We must congregate as mourners before God and pray that the community of Humankind wake up in time. If this will take a miracle, then we must resolve to be part of it. – RR
The Work of Mourning
A few years later in February 2005 I was invited to show at Garfield Artworks in Pittsburgh and used the opportunity to exhibit “Ship of Fools” in real time and space surrounded by the paintings that I did in the late ‘90s on the theme of the Holocaust for which there were two distinct groupings. The paintings immediately surrounding “Ship of Fools’ were equally large – around ten by twelve feet, as were two others directly across the room. All had the same buffed light cadmium red color field on which a single figure in a fetal position was drawn in brushed burnt umber like prehistoric cave painting.

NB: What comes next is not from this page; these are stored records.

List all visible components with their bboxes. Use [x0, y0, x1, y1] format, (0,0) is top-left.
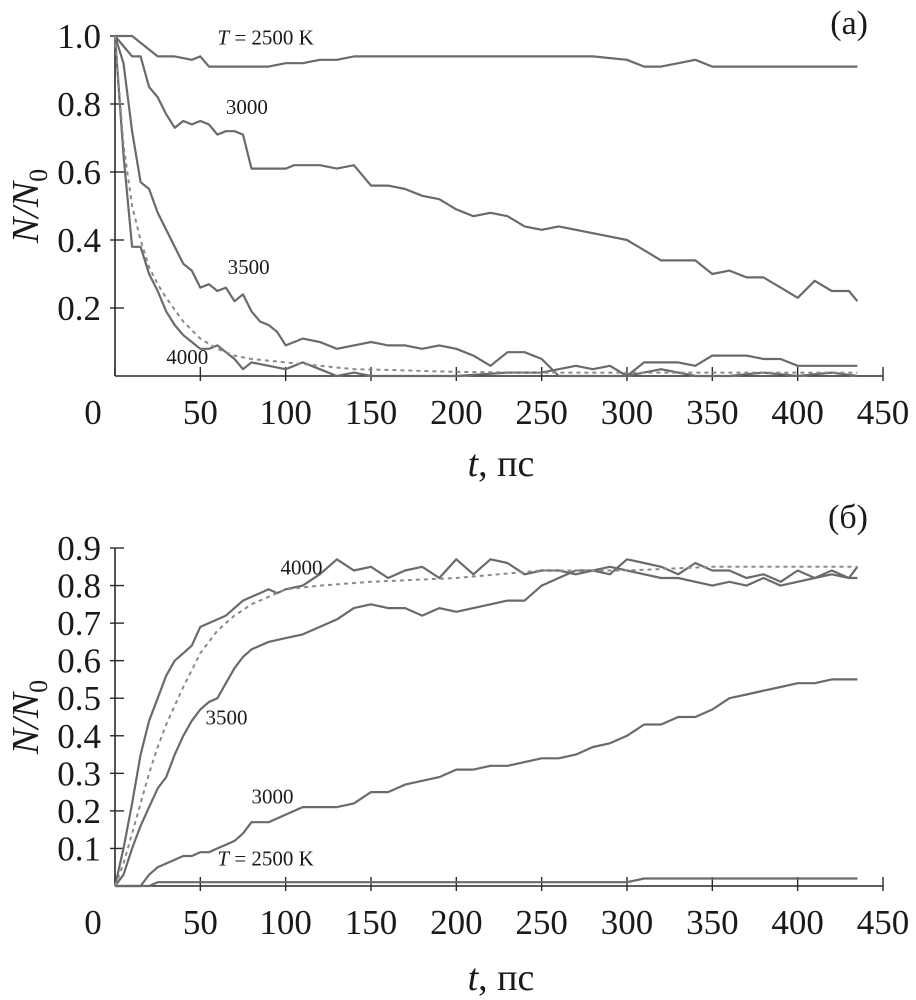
y-tick-label: 0.8 — [57, 85, 101, 124]
x-tick-label: 350 — [686, 393, 739, 432]
x-axis-title-unit: , пс — [478, 957, 534, 999]
x-tick-label: 200 — [430, 393, 483, 432]
x-tick-label: 150 — [345, 393, 398, 432]
y-axis-title-sub: 0 — [24, 680, 53, 693]
x-tick-label: 50 — [183, 903, 218, 942]
y-axis-title-var: N/N — [5, 690, 47, 755]
y-tick-label: 0.6 — [57, 153, 101, 192]
y-tick-label: 0.8 — [57, 567, 101, 606]
y-axis-title: N/N0 — [5, 169, 53, 244]
x-axis-title-var: t — [468, 443, 480, 485]
x-tick-label: 0 — [84, 393, 102, 432]
y-tick-label: 0.7 — [57, 604, 101, 643]
x-tick-label: 300 — [601, 393, 654, 432]
x-tick-label: 150 — [345, 903, 398, 942]
y-tick-label: 0.1 — [57, 829, 101, 868]
y-tick-label: 0.2 — [57, 792, 101, 831]
fit-curve-dashed — [114, 35, 858, 374]
x-tick-label: 450 — [857, 393, 910, 432]
x-tick-label: 400 — [771, 393, 824, 432]
x-tick-label: 250 — [515, 393, 568, 432]
x-tick-label: 250 — [515, 903, 568, 942]
y-tick-label: 0.4 — [57, 717, 101, 756]
series-label: 3000 — [226, 95, 268, 119]
y-axis-title: N/N0 — [5, 680, 53, 755]
y-tick-label: 0.3 — [57, 754, 101, 793]
series-line-2500 — [115, 34, 858, 68]
series-label: 4000 — [281, 555, 323, 579]
panel-label: (a) — [830, 5, 868, 42]
x-tick-label: 200 — [430, 903, 483, 942]
y-tick-label: 0.4 — [57, 221, 101, 260]
series-label: 4000 — [166, 345, 208, 369]
series-label: 3500 — [205, 706, 247, 730]
x-tick-label: 350 — [686, 903, 739, 942]
x-tick-label: 50 — [183, 393, 218, 432]
x-tick-label: 0 — [84, 903, 102, 942]
y-axis-title-sub: 0 — [24, 169, 53, 182]
x-axis-title: t, пс — [468, 957, 535, 999]
y-tick-label: 0.9 — [57, 529, 101, 568]
x-tick-label: 100 — [259, 903, 312, 942]
series-line-3500 — [114, 565, 858, 887]
series-label: T = 2500 K — [217, 26, 313, 50]
series-label-var: T — [217, 26, 230, 50]
x-axis-title: t, пс — [468, 443, 535, 485]
panel-a: 0 50 100 150 200 250 300 350 400 450 0.2 0.4 0.6 0.8 1… — [5, 5, 909, 485]
x-tick-label: 400 — [771, 903, 824, 942]
panel-b: 0 50 100 150 200 250 300 350 400 4500.10.20.30.40… — [5, 499, 909, 999]
y-axis-title-var: N/N — [5, 179, 47, 244]
y-tick-label: 1.0 — [57, 17, 101, 56]
series-label: 3000 — [252, 784, 294, 808]
y-tick-label: 0.5 — [57, 679, 101, 718]
x-axis-title-unit: , пс — [478, 443, 534, 485]
series-line-4000 — [113, 35, 858, 378]
y-tick-label: 0.2 — [57, 289, 101, 328]
series-line-3000 — [115, 678, 858, 888]
x-tick-label: 100 — [259, 393, 312, 432]
series-label-rest: = 2500 K — [229, 26, 314, 50]
series-label-rest: = 2500 K — [229, 846, 314, 870]
series-line-3000 — [114, 35, 859, 302]
x-tick-label: 450 — [857, 903, 910, 942]
fit-curve-dashed — [114, 565, 858, 887]
y-tick-label: 0.6 — [57, 642, 101, 681]
series-label-var: T — [217, 846, 230, 870]
series-line-3500 — [113, 35, 858, 378]
x-tick-label: 300 — [601, 903, 654, 942]
series-label: 3500 — [228, 255, 270, 279]
series-label: T = 2500 K — [217, 846, 313, 870]
panel-label: (б) — [828, 499, 868, 536]
series-line-2500 — [115, 877, 858, 888]
series-line-4000 — [113, 558, 859, 887]
x-axis-title-var: t — [468, 957, 480, 999]
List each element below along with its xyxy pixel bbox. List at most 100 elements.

Drawing of Mummified Body, 1963
Try to imagine figures twenty feet high if standing. These were the very last paintings I did on this subject. They, like the smaller, life size figures that came before, represent one isolated human. The motif had been with me for thirty-five years. As a student I had been struck by the image of a body buried in a fetal position and naturally mummified by the Egyptian climate. It was in the Carnegie Museum, and I had done a series of drawings and prints of it. I thought of these as some of my most profound images. And so when I came across a photo of a similar body, it set the course for these last paintings.The image itself has a quiet dignity and poignancy. One doesn’t need to explain it further.
Lithograph of Mummified Body, 1963
“Ashes in the Wind – The Work of Mourning” by sheer accident fell approximately two weeks after the sixtieth anniversary of the liberation of Auschwitz that was marked by a commemoration sponsored by the United Nations and some 150 nations to include other acts of violence against humanity.
I, likewise, dedicated the exhibition as a time of reflection about the intolerance that people feel towards others who are “different’. And I had included “Ship of Fools” to signify the similarity in the present administration’s acts of repressing opposition to its foreign policy and how war systems drag whole populations into violence. When I wrote the following for the announcement to the exhibition I was thinking about the violence erupting in Iraq and elsewhere.
“It is almost impossible not to have the shadow of the Holocaust fall onto any image that I make that depicts vulnerability, loss, or violence against the weak. Now, more than ever, sorrow falls on all people. We must mourn, not only for the suffering of the innocent, but also for the loss of compassion we feel for anyone different from ourselves.”